Début d'Angoulevent.
- Par la sang-bleu, je pense avoir gagné.
- Par Saint Lézin, c'est moi, voici douze!
- Douze? j'aurais perdu! Il faut donc que ce soient dés pipés!
- Pipeur toi-même qui jetais l’œil au fond du cornet et ajustais les coups.
- Mensonge et jonglerie!
- Affronteur et hasardeur de dés!
- Corde et tonnerre, si je me fâche!
- Par la sang-bleu, si je me lève...
Ainsi clamaient les deux joueurs.
" Boute-les d'accord et dos à dos, dit François à l'oreille d'Angoulevent, tous deux ont tort! ce sont les archers de Monsieur le Prévôt qui gentiment chevauchent ce banc dérobé à quelque église et jouent aux passe-dix, laissant leurs compagnons faire le guet en leur lieu."
Angoulevent, à qui point n'était l'imaginative éveillée de si grand matin et qui ne savait trop que faire, saisit au vol l'idée et si dextrement empoigne et lève en l'air un bout du banc, que Tuybelim charmé de la farce veut en être et, sans souci de gâter son capuchon, donne de la tête comme un bélier forcené
et plus en bas précipite les deux gens d'armes, qui, "culebutants", étourdis, ébaudis, crient à tue-tête:
"- A l'aide!

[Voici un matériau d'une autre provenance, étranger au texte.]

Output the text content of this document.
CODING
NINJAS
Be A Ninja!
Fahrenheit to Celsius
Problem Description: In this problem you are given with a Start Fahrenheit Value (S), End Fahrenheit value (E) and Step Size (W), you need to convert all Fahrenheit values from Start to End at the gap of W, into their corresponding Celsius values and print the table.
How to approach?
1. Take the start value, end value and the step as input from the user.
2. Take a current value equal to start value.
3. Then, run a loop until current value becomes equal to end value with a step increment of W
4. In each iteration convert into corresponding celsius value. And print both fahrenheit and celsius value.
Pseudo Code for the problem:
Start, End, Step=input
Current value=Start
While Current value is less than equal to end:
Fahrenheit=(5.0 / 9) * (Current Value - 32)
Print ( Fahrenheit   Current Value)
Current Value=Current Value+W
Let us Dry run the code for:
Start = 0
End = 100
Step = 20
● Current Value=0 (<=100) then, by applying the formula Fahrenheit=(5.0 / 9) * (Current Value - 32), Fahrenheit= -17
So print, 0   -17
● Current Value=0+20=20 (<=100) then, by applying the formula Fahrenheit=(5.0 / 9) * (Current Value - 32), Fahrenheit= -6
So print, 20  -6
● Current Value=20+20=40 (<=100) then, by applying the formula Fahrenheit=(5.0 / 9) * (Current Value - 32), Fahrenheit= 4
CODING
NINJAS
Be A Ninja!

Ah compaing, si j'ai pipé les dés, me deviez-vous pour cela bousculer de si mâle façon?
- Sang-bleu! compaing, si j'ai faussé le coup, me deviez-vous si rudement bouter vos pieds au front?
- Ha! mes "povres" épaules! Ha! que ne suis-je paisible à faire le guet à mon tour!"
Dans un instant fous auront déguerpi et toute leur vie disputeront ensemble les deux archers, chacun croyant que ce fut l'autre qui lui fit ce mauvais coup.